L’auteur du livre «Peur: Trump à la Maison-Blanche», sorti l’an dernier, était à Montréal, jeudi, un peu moins d’une semaine après le dépôt du rapport d’enquête du procureur spécial Robert Mueller.

Bob Woodward estime qu’un chapitre est clos avec le rapport Mueller

MONTRÉAL — Bob Woodward affirme ne pas avoir été surpris par l’issue de l’enquête Mueller, le célèbre journaliste américain du «Watergate» ajoutant que les conclusions auraient pu être différentes s’il y avait eu des enregistrements de conversations avec le président Donald Trump.

L’auteur du livre «Peur: Trump à la Maison-Blanche», sorti l’an dernier, était à Montréal, jeudi, un peu moins d’une semaine après le dépôt du rapport d’enquête du procureur spécial Robert Mueller.

Dans une table ronde avec quelques journalistes avant la tenue d’une conférence, M. Woodward a fait valoir que tout reposait sur la «qualité de la preuve». Il a laissé tomber qu’il avait lui-même parlé à des gens n’ayant pas témoigné dans le cadre de l’enquête Mueller, tout en reconnaissant que le procureur spécial s’était entretenu avec plusieurs centaines de personnes.

M. Woodward estime qu’un chapitre est clos, et que les conclusions du rapport Mueller sont «significatives» et ne laissent plus de place pratiquement à un procès contre Donald Trump relativement à une collusion présumée avec la Russie.

Selon lui, le résumé qu’en a fait le ministre de la Justice, Bill Barr, est «exact».

«Vous recevez un rapport du FBI ou du grand jury qui conclut que la personne sur laquelle ils enquêtaient n’a pas commis de crime, c’est la fin», a fait valoir M. Woodward.

Bien sûr, Donald Trump n’est pas «innocenté» pour autant, et il y a encore «bien d’autres éléments» à fouiller dans d’autres enquêtes ou par les médias.

Et il estime qu’un juge aurait le pouvoir d’ordonner le dévoilement de l’entièreté du rapport.

La table ronde a surtout tourné autour de la pratique du journalisme, l’auteur exhortant les professionnels du métier à encore «aller sur le terrain» à l’ère de l’Internet.

Avec son discours bien aiguisé, M. Woodward appelle à «se présenter et à se la fermer», disant aussi que les silences portent souvent leurs fruits.

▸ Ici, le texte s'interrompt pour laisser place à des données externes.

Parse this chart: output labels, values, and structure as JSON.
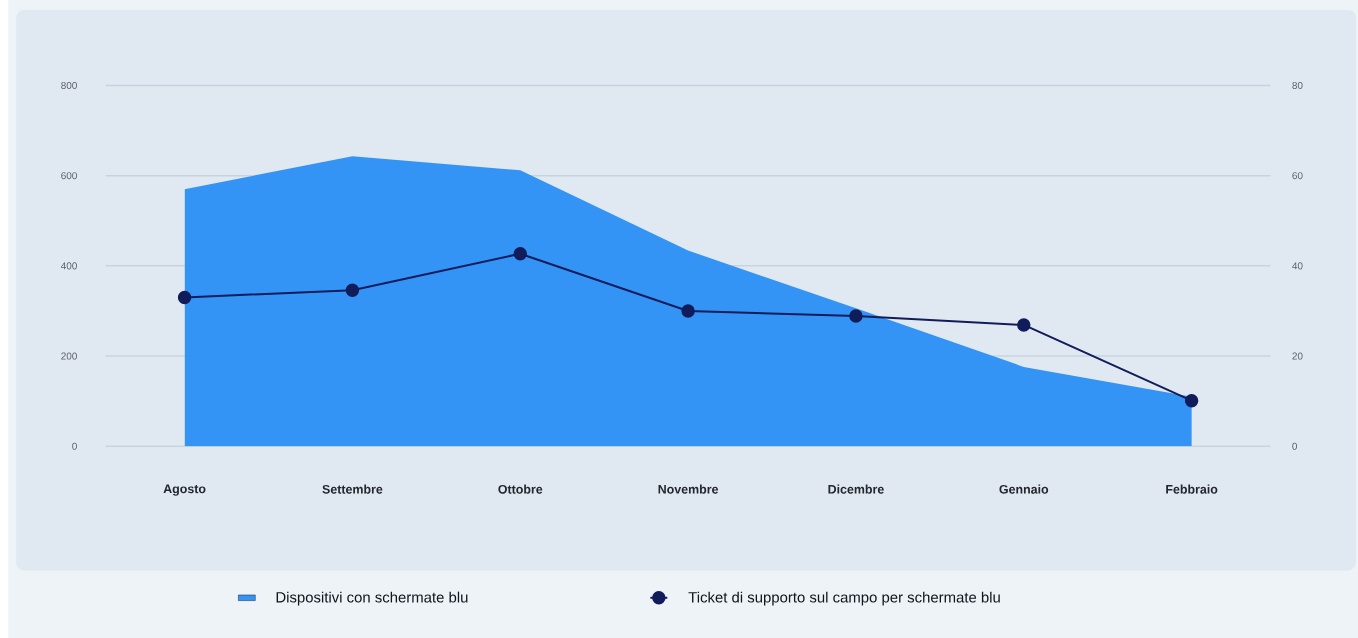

«Les gens aiment sortir la vérité si on leur en donne l’occasion», a fait valoir le vétéran journaliste et auteur.

Bob Woodward, rédacteur en chef adjoint au «Washington Post» où il travaille depuis 1971, a réussi à faire parler de multiples sources clés au fil de sa carrière. Y a-t-il une recette?

«La première fois au téléphone, commencez à pleurer», blague M. Woodward.

Plus sérieusement, il recommande au journaliste - ou à l’auteur d’ouvrages politiques -, de dire simplement à une source: «J’ai besoin de votre aide.»

«C’est la vérité. Ça établit la relation, c’est fantastique», dit-il, tout en ajoutant l’importance d’être bien préparé et de ne pas simplement «supplier».

Si vous rappelez à sa mémoire des propos passés, et que sa réponse est que «seule ma mère a lu ça», il risque de vous prendre au sérieux, a-t-il fait valoir.

Quand un journaliste souligne le grand nombre de relationnistes par rapport au nombre de reporters, M. Woodward a cette réponse: «Vous êtes chanceux. Ils sont tous des sources potentielles. Allez frapper à leur porte.»

En promotion au Québec pour la traduction en français de son livre sur la présidence Trump, M. Woodward figurera parmi les invités de l’émission «Tout le monde en parle» cette semaine.

M. Woodward a partagé deux Prix Pulitzer et a écrit ou coécrit 19 ouvrages. De Richard Nixon à Trump, neuf de ses livres portent sur des présidents des États-Unis. «Peur: Trump à la Maison-Blanche» s’est vendu à plus de 1,2 million d’exemplaires en une semaine aux États-Unis.